/mvh

R package for assembling and organizing virtual herbaria

Primary LanguageROtherNOASSERTION

mvh (My Virtual Herbarium)

The mvh R package helps you assemble and organize virtual herbaria. It provides functions to search for specimen metadata and download associated images from the GBIF dataset.

Installation

To install the package from GitHub, run:

devtools::install_github("tncvasconcelos/mvh")

Usage

Example 1: Search and Download Specimens

Search up to 8 specimens of the blueberry genus Vaccinium from the Ann Arbor, MI area and download the images.

# Search for specimen metadata
metadata <- search_specimen_metadata(
  taxon_name = "Vaccinium",
  coordinates = c(42.28, -83.74),
  limit = 8
)

# Download specimen images
download_specimen_images(
  metadata,
  dir_name = "Vaccinium_in_AnnArbor_example/specimens",
  result_file_name = "Vaccinium_in_AnnArbor_example/result_download"
)

Figure 1: Example output of a mvh pipeline to search and download up to eight specimens (“limit=8”) of the blueberry genus Vaccinium (Ericaceae) from the Ann Arbor (MI, USA) area (“coordinates = c(42.28, -83.74)”).

Example 2: Search and Plot Specimens

Search up to 100 specimens of Myrcia splendens and plot the number of specimens by institution and country.

# Search for specimen metadata
metadata <- search_specimen_metadata(
  taxon_name = "Myrcia splendens",
  limit = 100
)

# Plot data
pdf("plots_for_mvh_ms.pdf", height = 5, width = 10)
par(mfrow = c(1, 2))
plot_specimens_by_institution(metadata)
plot_specimens_by_country(metadata)
dev.off()

Figure 2: Example of a mvh pipeline to search up to 100 specimens (limit=”100”) of the widespread species Myrcia splendens (Myrtaceae) and plot the number of specimens per institution and country.

Function Details

  • search_specimen_metadata:

    • Searches GBIF for specimen records based on taxon and/or geography.
    • Arguments:
      • taxon_name: Scientific name of the species.
      • coordinates: Latitude and longitude for geography-based searches.
      • buffer_distance: Size of the geographic search area.
      • Other rgbif::occ_search arguments are supported.
  • download_specimen_images:

    • Downloads images from URLs provided in the media_url column of the metadata.
    • Arguments:
      • dir_name: Directory name for saving images.
      • result_file_name: Name of the results spreadsheet.
      • resize: Resize images to a percentage of the original size (1-100).
      • timeout_limit: Time in seconds to wait before a download fails.

Plotting Functions

The package mvh also includes two plotting functions to visualize components of the metadata associated with the search:

  • plot_specimens_by_country: Displays a bar plot showing the number of specimens collected in each country.
  • plot_specimens_by_institution: Displays a bar plot showing the number of specimens deposited in each institution, often following herbarium acronyms according to Thiers (continuously updated).

Both functions take the data.frame resulting from the search_specimen_metadata function and create bar plots in decreasing order of the number of specimens in each category.

Acknowledgments

Please remember to acknowledge the collections where the images come from if they are used in publications.

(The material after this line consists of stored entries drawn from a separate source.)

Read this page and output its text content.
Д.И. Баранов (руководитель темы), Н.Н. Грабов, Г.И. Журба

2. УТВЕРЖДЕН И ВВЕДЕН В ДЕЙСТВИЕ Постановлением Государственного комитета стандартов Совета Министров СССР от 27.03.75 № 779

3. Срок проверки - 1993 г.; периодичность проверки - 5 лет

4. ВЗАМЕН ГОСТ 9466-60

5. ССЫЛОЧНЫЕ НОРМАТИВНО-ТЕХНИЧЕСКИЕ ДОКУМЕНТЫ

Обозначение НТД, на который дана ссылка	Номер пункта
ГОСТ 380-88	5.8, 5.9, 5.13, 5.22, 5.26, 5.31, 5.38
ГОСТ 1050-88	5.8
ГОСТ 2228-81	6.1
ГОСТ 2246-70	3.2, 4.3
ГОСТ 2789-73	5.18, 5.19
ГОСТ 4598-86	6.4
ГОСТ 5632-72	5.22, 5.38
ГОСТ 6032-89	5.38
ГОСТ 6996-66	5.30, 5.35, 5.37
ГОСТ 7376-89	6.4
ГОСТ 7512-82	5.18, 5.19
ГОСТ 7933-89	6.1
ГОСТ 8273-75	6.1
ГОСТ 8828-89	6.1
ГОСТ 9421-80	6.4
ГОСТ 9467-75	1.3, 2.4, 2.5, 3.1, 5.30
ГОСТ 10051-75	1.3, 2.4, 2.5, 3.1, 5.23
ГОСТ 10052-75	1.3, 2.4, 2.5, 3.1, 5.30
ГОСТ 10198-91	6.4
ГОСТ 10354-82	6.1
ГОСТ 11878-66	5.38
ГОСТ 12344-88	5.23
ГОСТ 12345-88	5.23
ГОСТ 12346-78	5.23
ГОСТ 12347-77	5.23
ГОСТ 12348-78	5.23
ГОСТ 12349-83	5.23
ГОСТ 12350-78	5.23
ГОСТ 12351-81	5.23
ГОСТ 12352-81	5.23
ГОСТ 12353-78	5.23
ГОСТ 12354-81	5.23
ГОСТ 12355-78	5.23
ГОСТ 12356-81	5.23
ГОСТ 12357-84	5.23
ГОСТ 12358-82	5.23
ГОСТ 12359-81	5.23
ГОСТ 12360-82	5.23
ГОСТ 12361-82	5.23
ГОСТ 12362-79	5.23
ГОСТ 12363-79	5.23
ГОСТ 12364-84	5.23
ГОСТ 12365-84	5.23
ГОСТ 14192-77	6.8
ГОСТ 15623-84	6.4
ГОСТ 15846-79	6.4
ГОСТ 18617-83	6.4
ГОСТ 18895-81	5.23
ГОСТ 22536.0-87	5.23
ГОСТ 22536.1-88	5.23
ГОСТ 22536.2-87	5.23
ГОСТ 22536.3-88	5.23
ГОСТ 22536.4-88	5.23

Also note that mvh is a wrapper of rgbif, so if you use the data in publications please make sure to read and follow GBIF's data user agreement and citation guidelines. To facilitate proper dataset citation, the function search_specimen_metadata() will add a column to the metadata output with a DOI generated by rgbif's occ_download() if GBIF username, password, and email are added as arguments in the function. Note that this is the recommended way of citing the dataset if images or metadata are used in publications.